Teachers and principals are the unit of change. Period. We believe that developing agile learners requires agile educators who are growing and adapting to the new demands of the workforce alongside their students. One of the middle school finalists, McAuliffe International, has a staffing model that leverages their strongest, most experienced teachers to support the rest of the staff in their growth and development and to ensure educators are focused on being their best in the classroom for students.
Knowing how critical the role of a teacher is on a student’s growth and development, we have supported several pieces of legislation focused on educators.

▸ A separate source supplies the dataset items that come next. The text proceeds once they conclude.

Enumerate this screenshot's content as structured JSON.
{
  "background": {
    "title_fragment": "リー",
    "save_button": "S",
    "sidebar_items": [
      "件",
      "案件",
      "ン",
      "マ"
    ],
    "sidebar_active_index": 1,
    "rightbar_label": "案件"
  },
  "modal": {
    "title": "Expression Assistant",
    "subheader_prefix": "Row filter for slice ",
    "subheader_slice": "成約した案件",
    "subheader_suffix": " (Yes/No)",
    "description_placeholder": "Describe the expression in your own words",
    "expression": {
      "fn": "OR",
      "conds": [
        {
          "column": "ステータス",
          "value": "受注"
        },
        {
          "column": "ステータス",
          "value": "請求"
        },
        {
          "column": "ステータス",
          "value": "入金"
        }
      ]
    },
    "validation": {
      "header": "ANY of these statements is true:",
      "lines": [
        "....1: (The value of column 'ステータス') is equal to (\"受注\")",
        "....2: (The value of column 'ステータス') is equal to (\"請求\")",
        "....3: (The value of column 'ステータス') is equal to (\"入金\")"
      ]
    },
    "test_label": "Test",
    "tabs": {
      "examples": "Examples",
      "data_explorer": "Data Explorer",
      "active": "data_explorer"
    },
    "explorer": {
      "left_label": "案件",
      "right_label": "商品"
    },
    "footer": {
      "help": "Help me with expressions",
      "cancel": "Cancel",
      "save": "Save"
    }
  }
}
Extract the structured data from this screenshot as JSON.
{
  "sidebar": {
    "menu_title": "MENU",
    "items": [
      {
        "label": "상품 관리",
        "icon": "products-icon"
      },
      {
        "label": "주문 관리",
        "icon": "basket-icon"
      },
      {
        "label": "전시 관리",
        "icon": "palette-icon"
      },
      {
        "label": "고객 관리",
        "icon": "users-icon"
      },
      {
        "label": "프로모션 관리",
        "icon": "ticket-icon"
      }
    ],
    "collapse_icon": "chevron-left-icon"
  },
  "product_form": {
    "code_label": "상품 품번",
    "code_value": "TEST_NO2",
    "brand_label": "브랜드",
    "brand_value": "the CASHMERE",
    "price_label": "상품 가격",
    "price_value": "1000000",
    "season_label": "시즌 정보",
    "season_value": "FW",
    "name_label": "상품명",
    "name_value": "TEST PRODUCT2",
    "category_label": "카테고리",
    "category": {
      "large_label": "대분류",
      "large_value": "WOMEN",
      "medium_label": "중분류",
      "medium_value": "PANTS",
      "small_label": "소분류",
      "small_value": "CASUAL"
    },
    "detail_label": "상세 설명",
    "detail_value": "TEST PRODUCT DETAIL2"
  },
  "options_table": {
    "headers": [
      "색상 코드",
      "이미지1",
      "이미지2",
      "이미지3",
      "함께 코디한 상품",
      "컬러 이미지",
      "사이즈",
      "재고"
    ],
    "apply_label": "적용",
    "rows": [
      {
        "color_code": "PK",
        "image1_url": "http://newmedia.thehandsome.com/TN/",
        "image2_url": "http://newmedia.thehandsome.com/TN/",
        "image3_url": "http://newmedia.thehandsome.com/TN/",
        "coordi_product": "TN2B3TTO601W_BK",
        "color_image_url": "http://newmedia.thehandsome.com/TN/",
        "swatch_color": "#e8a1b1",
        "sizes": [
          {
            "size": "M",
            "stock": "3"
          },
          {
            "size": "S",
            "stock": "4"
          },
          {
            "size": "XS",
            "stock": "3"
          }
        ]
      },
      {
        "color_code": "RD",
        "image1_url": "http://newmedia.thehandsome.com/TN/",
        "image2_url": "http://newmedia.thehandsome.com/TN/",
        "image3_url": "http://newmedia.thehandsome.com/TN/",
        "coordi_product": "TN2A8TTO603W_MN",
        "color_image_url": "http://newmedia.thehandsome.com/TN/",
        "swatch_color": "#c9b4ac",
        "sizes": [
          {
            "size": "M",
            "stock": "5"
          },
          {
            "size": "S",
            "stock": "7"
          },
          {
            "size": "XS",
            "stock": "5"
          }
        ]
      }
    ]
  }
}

This includes additional funding to expand the number of educators who can teach postsecondary-level courses in high school by increasing funding and loan forgiveness for educators earning a master’s degree in key content areas. We also supported the creation of new programs that provide additional funding for teachers to earn the necessary credentials to teach Computer Science courses to students. The more we can empower our educators with the experiences and training they need to stay up to date with trends in key industries, the better off our students will be.
Technology-enabled learning is no longer a “nice to have”, but a necessity. As technology becomes more and more embedded in everything we do, we must treat it as something all learners understand deeply, rather than the typing and “technology” classes of previous generations. As a finalist, Warren Tech students are learning the ins and outs of computer science and cybersecurity, not only grasping the necessary coding and software skills, but also learning how the hardware works – taking apart and rebuilding computers and servers to deeply understand the technology that drives our world.
Colorado Succeeds is proud to have supported increased funding to support districts in launching or expanding computer science programs for students, as well as legislation that required the state to develop an open-source computer science resource bank available to educators, students, and families. To further incentivize schools and educators to provide students with a quality STEM education, we also successfully advocated for the implementation of a STEM-endorsed diploma with partners that recognizes students who have demonstrated mastery in STEM subjects.